Design an exception monitoring system with top‑K
Company: LinkedIn
Role: Software Engineer
Category: System Design
Difficulty: medium
Interview Round: Onsite
## System Design: Exception Monitoring with Top-K
Design an **exception monitoring system** for a microservices environment.
### Core requirements
- Services emit exception events (message, stack trace, service name, environment, version, timestamp, severity, request context).
- The system should enable on-call engineers to:
- View **Top K exceptions** over a time window (e.g., last 5/15/60 minutes), grouped/deduplicated by “same exception.”
- Filter by service, environment (prod/staging), deployment version, region.
- Drill down into a group to see recent samples and aggregated stats.

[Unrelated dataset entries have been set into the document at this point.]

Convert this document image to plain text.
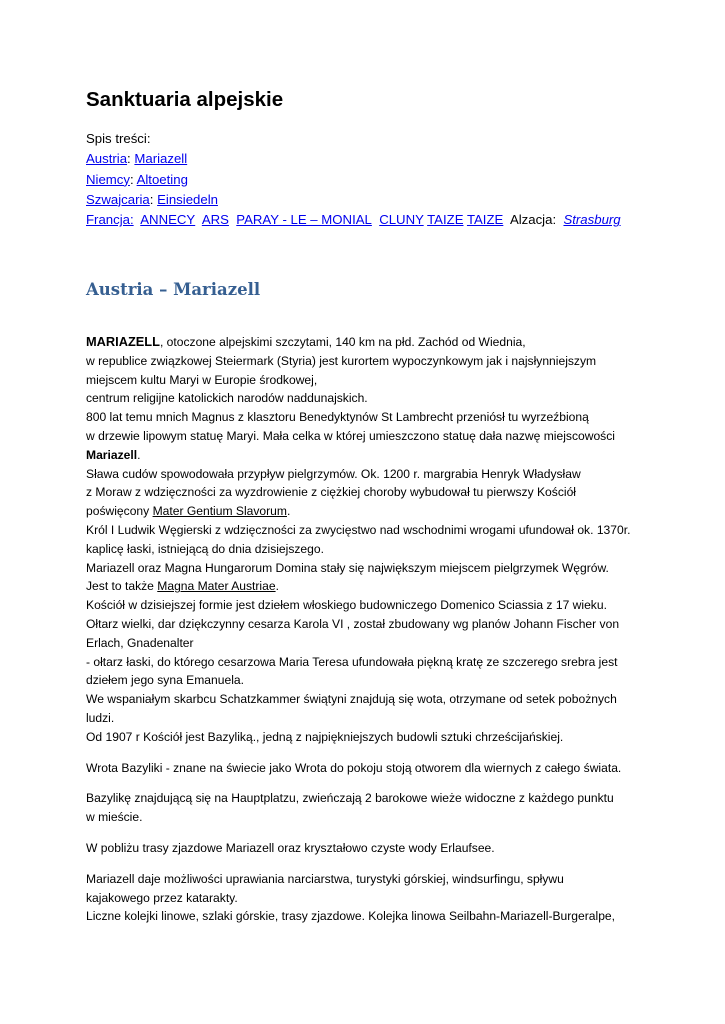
Sanktuaria alpejskie
Spis treści:
Austria: Mariazell
Niemcy: Altoeting
Szwajcaria: Einsiedeln
Francja: ANNECY ARS PARAY - LE – MONIAL CLUNY TAIZE TAIZE Alzacja: Strasburg
Austria – Mariazell
MARIAZELL, otoczone alpejskimi szczytami, 140 km na płd. Zachód od Wiednia,
w republice związkowej Steiermark (Styria) jest kurortem wypoczynkowym jak i najsłynniejszym
miejscem kultu Maryi w Europie środkowej,
centrum religijne katolickich narodów naddunajskich.
800 lat temu mnich Magnus z klasztoru Benedyktynów St Lambrecht przeniósł tu wyrzeźbioną
w drzewie lipowym statuę Maryi. Mała celka w której umieszczono statuę dała nazwę miejscowości
Mariazell.
Sława cudów spowodowała przypływ pielgrzymów. Ok. 1200 r. margrabia Henryk Władysław
z Moraw z wdzięczności za wyzdrowienie z ciężkiej choroby wybudował tu pierwszy Kościół
poświęcony Mater Gentium Slavorum.
Król I Ludwik Węgierski z wdzięczności za zwycięstwo nad wschodnimi wrogami ufundował ok. 1370r.
kaplicę łaski, istniejącą do dnia dzisiejszego.
Mariazell oraz Magna Hungarorum Domina stały się największym miejscem pielgrzymek Węgrów.
Jest to także Magna Mater Austriae.
Kościół w dzisiejszej formie jest dziełem włoskiego budowniczego Domenico Sciassia z 17 wieku.
Ołtarz wielki, dar dziękczynny cesarza Karola VI , został zbudowany wg planów Johann Fischer von
Erlach, Gnadenalter
- ołtarz łaski, do którego cesarzowa Maria Teresa ufundowała piękną kratę ze szczerego srebra jest
dziełem jego syna Emanuela.
We wspaniałym skarbcu Schatzkammer świątyni znajdują się wota, otrzymane od setek pobożnych
ludzi.
Od 1907 r Kościół jest Bazyliką., jedną z najpiękniejszych budowli sztuki chrześcijańskiej.
Wrota Bazyliki - znane na świecie jako Wrota do pokoju stoją otworem dla wiernych z całego świata.
Bazylikę znajdującą się na Hauptplatzu, zwieńczają 2 barokowe wieże widoczne z każdego punktu
w mieście.
W pobliżu trasy zjazdowe Mariazell oraz kryształowo czyste wody Erlaufsee.
Mariazell daje możliwości uprawiania narciarstwa, turystyki górskiej, windsurfingu, spływu
kajakowego przez katarakty.
Liczne kolejki linowe, szlaki górskie, trasy zjazdowe. Kolejka linowa Seilbahn-Mariazell-Burgeralpe,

### Non-functional requirements
- High write throughput, low-latency queries for Top K.
- Handle duplicates, retries, bursts (incident storms).
- Retain raw data for debugging (e.g., 7–30 days) and aggregated metrics longer.
- Protect sensitive data in payloads.
### Clarifications to address
- How exceptions are **collected** from services.
- How events are **grouped** (fingerprinting) and how you store/query efficiently.
- What the **database schema** / key columns look like for both raw events and aggregates.
Deliverables: high-level architecture, data flow, storage choices, and APIs used by UI/on-call tooling.
Quick Answer: This question evaluates the ability to design a scalable, low-latency exception monitoring system focusing on streaming ingestion, event grouping/fingerprinting, data modeling for raw and aggregated stores, retention policies, and payload privacy.